The $6.8 billion Trans Mountain project involves twinning its existing 1,150-kilometre pipeline from the Alberta oilsands to its terminal in Burnaby to increase pipeline capacity to 890,000 barrels a day from 300,000.

Just as the proposed Trans Mountain pipeline expansion seemed to be within striking distance of winning a regulatory permit, the British Columbia government formally requested its rejection Monday in a submission to the National Energy Board (NEB).

The takeaway: Alberta’s – and Canada’s – oil market diversification strategy is unraveling.

The other takeaway: The climate change policy implemented by Alberta’s NDP government to secure pipeline approvals, with much encouragement from Justin Trudeau’s federal Liberal government, is looking more and more like a lot of pain for zero gain.

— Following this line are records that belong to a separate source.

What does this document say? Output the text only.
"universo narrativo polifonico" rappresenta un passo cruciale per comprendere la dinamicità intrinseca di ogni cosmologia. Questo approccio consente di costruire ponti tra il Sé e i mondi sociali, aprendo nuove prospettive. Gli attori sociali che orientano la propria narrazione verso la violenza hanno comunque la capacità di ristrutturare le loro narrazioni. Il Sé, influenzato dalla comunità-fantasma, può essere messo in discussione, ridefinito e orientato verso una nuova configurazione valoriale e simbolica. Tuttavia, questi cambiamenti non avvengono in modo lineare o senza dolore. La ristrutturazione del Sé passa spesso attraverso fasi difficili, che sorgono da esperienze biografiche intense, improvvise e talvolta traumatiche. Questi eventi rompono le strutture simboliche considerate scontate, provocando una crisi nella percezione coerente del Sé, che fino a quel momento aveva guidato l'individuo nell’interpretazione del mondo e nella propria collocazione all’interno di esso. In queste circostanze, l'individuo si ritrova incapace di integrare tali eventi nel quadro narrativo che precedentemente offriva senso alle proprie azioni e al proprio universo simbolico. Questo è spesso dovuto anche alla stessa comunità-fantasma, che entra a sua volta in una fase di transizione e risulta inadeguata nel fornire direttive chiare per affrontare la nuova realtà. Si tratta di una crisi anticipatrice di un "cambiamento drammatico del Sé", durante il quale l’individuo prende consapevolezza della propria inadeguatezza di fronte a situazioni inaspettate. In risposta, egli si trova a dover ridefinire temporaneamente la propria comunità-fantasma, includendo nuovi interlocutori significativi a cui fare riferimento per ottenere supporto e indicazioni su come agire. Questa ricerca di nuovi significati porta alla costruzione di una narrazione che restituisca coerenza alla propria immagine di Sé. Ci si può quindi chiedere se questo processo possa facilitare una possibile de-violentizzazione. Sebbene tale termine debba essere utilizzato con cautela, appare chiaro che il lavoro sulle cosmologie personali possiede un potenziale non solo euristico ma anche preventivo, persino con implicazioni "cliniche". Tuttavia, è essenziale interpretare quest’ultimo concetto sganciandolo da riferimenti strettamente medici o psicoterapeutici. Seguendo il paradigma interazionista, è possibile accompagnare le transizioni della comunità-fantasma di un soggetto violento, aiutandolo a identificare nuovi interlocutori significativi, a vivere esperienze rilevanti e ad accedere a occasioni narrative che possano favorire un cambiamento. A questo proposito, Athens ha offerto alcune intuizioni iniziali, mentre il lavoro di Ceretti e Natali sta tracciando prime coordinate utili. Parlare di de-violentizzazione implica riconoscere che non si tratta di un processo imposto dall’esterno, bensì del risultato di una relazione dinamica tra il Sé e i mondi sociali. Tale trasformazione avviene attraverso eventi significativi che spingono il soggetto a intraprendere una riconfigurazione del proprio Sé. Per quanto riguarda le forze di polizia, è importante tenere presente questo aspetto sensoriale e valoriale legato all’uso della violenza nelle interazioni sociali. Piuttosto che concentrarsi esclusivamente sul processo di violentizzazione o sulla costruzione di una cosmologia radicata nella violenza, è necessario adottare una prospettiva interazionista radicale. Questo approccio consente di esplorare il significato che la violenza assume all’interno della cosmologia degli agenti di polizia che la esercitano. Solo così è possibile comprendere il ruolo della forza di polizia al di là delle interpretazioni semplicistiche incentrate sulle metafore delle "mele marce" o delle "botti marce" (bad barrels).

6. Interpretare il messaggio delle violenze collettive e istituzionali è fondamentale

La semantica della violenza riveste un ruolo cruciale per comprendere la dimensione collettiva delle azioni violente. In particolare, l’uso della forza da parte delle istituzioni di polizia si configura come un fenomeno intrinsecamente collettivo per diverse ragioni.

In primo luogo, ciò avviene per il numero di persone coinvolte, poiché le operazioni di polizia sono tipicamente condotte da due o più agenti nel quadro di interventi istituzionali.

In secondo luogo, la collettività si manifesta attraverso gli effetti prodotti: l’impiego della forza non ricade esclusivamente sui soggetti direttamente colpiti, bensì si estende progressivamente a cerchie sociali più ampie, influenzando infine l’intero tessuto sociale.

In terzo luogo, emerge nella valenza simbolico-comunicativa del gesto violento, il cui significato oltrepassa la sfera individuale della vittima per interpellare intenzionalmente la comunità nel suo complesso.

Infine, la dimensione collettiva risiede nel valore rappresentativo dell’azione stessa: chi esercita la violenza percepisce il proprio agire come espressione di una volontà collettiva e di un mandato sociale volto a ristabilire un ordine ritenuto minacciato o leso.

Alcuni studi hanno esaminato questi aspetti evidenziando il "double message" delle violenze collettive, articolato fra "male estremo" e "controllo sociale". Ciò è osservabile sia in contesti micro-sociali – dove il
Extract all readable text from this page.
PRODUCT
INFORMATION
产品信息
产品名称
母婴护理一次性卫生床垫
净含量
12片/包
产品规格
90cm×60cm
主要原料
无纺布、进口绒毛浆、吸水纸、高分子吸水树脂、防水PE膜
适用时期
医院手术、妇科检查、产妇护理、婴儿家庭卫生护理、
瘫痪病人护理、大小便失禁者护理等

Of the four major export pipeline projects proposed to open new markets for Canadian oil production, the TMX expansion should have been the easiest to pull off because it twins a pipeline that has been safely transporting oil from Alberta to the B.C. coast for 60 years.

But in its final argument to the NEB, which is in the last days of a two-year review, B.C. threw the book at the project, claiming: “the company has not provided enough information around its proposed spill prevention and response for the province to determine if it would use a world leading spills regime.”